Advanced Protection – Solutions falling in this category provide protection through detection and prevention by leveraging unique, vendor-specific malware detection techniques such as machine learning and artificial intelligence. These solutions are typically paired with capabilities for memory and exploit protection. Products differ in the level of protection they offer; some solutions are better suited for a direct replacement to existing signature based Antivirus and are extremely effective at blocking malware, while others offer complementary protection against advanced exploits.

Isolation/Sandboxing – This approach provides protection by “roping off” certain high risk applications from the underlying operating system. Individual applications, such as web browsers, office suites, email clients, or other high-risk programs can be shunted to a separate, self-contained processing area (container) within the computing environment so that if a threat is present, it will not have access to other critical system processes. These secure areas typically self-destruct when an infection is detected to return the container to a known good state.
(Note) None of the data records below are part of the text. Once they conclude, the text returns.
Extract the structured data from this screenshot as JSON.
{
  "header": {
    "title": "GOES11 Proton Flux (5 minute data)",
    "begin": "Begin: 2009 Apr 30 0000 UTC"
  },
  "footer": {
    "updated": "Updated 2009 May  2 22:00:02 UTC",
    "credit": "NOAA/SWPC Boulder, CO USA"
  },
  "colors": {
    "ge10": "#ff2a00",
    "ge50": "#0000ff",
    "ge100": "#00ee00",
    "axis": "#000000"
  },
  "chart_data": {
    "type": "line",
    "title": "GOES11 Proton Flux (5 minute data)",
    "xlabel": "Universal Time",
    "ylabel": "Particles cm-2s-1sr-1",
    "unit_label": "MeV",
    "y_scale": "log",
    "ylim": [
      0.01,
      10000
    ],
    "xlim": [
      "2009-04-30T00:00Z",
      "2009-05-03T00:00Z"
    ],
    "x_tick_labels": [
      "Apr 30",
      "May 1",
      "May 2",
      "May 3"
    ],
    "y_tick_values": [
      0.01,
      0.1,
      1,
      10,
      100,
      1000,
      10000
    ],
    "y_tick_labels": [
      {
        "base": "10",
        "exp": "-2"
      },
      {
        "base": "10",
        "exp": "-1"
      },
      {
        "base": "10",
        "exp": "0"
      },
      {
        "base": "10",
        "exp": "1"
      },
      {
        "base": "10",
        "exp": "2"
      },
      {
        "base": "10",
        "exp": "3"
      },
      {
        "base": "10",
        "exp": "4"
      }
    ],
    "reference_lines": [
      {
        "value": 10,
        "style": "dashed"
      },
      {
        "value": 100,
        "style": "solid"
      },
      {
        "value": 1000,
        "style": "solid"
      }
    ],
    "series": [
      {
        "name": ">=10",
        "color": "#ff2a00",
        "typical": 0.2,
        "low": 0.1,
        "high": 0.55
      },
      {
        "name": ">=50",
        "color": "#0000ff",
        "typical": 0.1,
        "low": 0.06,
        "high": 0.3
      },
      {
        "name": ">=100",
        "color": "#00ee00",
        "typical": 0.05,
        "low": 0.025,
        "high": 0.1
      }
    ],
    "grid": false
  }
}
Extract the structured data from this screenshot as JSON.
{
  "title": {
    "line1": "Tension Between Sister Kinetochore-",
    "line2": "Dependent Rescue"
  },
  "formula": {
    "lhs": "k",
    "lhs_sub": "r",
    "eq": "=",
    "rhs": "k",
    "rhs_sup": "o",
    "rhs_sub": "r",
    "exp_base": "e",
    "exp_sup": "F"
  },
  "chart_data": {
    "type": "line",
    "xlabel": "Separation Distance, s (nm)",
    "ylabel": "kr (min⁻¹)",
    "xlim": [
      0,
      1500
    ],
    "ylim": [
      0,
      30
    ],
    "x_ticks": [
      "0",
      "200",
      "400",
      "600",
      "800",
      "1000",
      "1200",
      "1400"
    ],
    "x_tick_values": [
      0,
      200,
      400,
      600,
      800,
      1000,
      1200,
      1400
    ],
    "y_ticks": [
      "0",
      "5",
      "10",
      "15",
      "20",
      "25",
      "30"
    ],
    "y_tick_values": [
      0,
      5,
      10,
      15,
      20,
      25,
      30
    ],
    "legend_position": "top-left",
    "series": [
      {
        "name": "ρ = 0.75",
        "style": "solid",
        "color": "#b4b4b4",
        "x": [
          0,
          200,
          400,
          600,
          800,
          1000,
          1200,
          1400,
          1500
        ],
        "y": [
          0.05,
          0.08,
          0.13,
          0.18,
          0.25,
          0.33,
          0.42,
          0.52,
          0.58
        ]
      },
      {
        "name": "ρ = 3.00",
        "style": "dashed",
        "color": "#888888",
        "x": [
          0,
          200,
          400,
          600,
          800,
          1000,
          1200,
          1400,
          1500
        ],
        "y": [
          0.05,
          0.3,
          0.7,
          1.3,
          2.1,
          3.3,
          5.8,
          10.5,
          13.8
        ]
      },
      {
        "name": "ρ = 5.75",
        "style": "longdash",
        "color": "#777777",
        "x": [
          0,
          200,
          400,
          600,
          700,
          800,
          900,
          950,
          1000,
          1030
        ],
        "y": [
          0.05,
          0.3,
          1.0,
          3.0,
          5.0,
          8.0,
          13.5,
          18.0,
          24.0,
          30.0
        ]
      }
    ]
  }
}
Whitelisting - Whitelisting allows administrators to “lockdown” endpoints so that they will only run approved applications and their supporting dependencies. This type of protection is accomplished by creating an initial system baseline consisting of hashes and application specific fingerprints and comparing all files and programs attempting to run against it. Good and approved applications matching the system baseline will run while unknown ones will be denied the ability to execute. Whitelisting is a strategy to reduce the available attack surface on endpoints.

75% of organizations admitted to being confused by vendor presentations in terms of capabilities, value and overall Vendor messaging*

Conclusion

• Endpoint is a top concern due to an influx of complex and dynamic malware.
• Organizations are bombarded with similar messages in the vendor marketspace.
• When selecting vendors, organizations must understand their most important business and technical requirements. Is it impact on worker productivity, protection regardless of network connectivity, malware protection capabilities, or other factors?
• When evaluating vendors, clarify the terms vendors use to market (“prevent”, “detain”, “contain”, and “visibility”) to ensure an accurate review.
• Review the four approaches to next gen endpoint security.
• If your security team does not have the time, expertise, or resources, utilize an agnostic third party organization to help identify the best endpoint security solution for your environment.

* K logix interviewed 100+ information security professionals in a year-long study.